Как редактировать htlm документ через Python

В общем я тут пытаюсь страницу html отредактировать. Проблема в том что когда я крашу все буквы документа - редактируются данные внутри тэгов. Где то читал что BeautifulSoup можно как то редактировать тэги и это отразится в оригинальном html документе.

Сейчас пробую вариант: img['src']=needed_url+img[src]

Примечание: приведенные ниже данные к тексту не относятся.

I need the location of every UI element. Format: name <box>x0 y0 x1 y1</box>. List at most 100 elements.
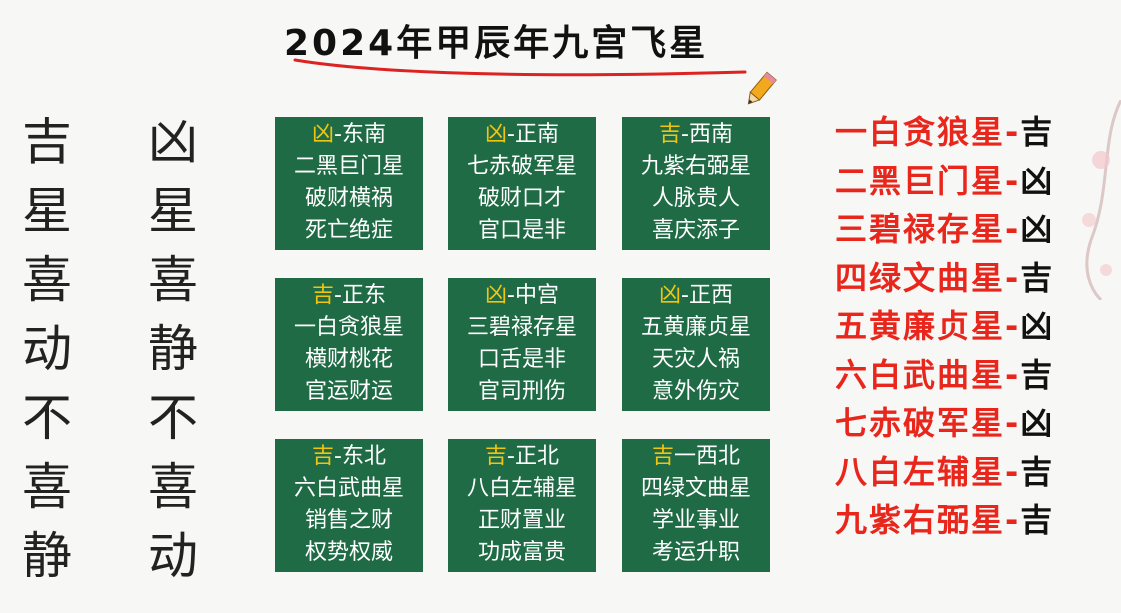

Но такой вариант ничего не дает

Пробовал череp replace.

Пока получается какая то чушь.

Код для любопытных:

class WebRework(object):

    def __init__(self,url):
        global words, FORMAT
        global trash_symbs, allowedshorts, restricted, trashset, common
        global LYN, local_libraries_pool,OPERATIONS
        ENCODIN= "utf-8, deflate"
        ACCEPT = "text/html,application/xhtml+xml,application/xml;q=0.9,*/*;q=0.8"
        DNT = "1"
        CON = "close"
        INSEC ="1"
        LANG =  "ru-RU,ru;q=0.5"
        USER_AGENT = "Mozilla/5.0 (Macintosh; Intel Mac OS X 10.14; rv:65.0) Gecko/20100101 Firefox/65.0"
        url='https://ru.wikipedia.org/wiki/%D0%92%D0%B0%D0%BD_%D0%93%D0%BE%D0%B3,_%D0%92%D0%B8%D0%BD%D1%81%D0%B5%D0%BD%D1%82'
        link=url
        headers = {"user-agent" : USER_AGENT, "Accept-Language": LANG,  "Accept-Encoding": ENCODIN, "DNT": DNT, "Connection": CON, "Accept":ACCEPT, "Upgrade-Insecure-Requests":INSEC}
        cookies = browser_cookie3.chrome(domain_name=link.split("/")[2])
        needed_url='https://'+link.split("/")[2]
        r2 = requests.get(link,headers=headers, verify=True, cookies=cookies, timeout=3)
        r3=str(r2.text).replace("<!DOCTYPE html>",f'<!DOCTYPE html><head><base href="{needed_url}"><base target="_blank" href="{needed_url}"></head>')
        soup_original = BeautifulSoup(r3,'html.parser')
        #r2.text=r2.text.replace("<!DOCTYPE html>",f'<!DOCTYPE html><head><base href="{needed_url}"><base target="_blank" href="{needed_url}"></head>')
        all_links = soup_original.find_all("a")
        all_img = soup_original.find_all("img")
        head_orig=soup_original.find("head")
        html_document = r2.text
        ultimate_links=[]
        for link2 in all_links:
            ultimate_links+=[str(link2)]
        ultimate_img=[]
        for img in all_img:
            ultimate_img+=[str(img)]
        
        
        
        urltest = url
        testurl=link.split("/")[2]
        needed_url='https://'+link.split("/")[2]
        download_folder = f'/{link.split("/")[2]}/'
        kwargs = {'bypass_robots': True, 'project_name': 'testing', 'open_in_browser':False}
        save_webpage(urltest, download_folder, **kwargs)
        #страница сохраняется на компьютер
        adress=r"C:\{0}\**\**\**\*.html".format(testurl)
        #adress+=testurl
        #adress+=r"\**\**\**\*.html"
        arr=glob.glob(adress) #ищется index
        print(arr)#тестовая проверка выдачи
        index_page = [page for page in arr if 'index' in page][0]#находится index
        downloaded_page=""
        with open(index_page, "r", encoding="utf-8") as f: 
            try:
                downloaded_page=f.read()
            except UnicodeDecodeError:
                with open(index_page, "r", encoding="ISO-8859–1") as f:
                    try:
                        downloaded_page=f.read()
                    except UnicodeDecodeError:
                        pass

        
        #if downloaded_page=="":
        #    downloaded_page=r.text()
        downloaded_page=downloaded_page.encode('utf-8')     
        downloaded_page=html.unescape(downloaded_page.decode('utf-8'))   
         
        downloaded_page=downloaded_page.encode('utf-8')
        downloaded_page=downloaded_page.decode('utf-8')
        downloaded_page=downloaded_page.replace(r"file:///C:",needed_url) 
        with open('reserve.html', "w", encoding="utf-8") as f:
            f.write(downloaded_page)
            print("213 checker")      

        soup_downloaded=BeautifulSoup(downloaded_page,'html.parser') 
        cloud_test=soup_downloaded.get_text()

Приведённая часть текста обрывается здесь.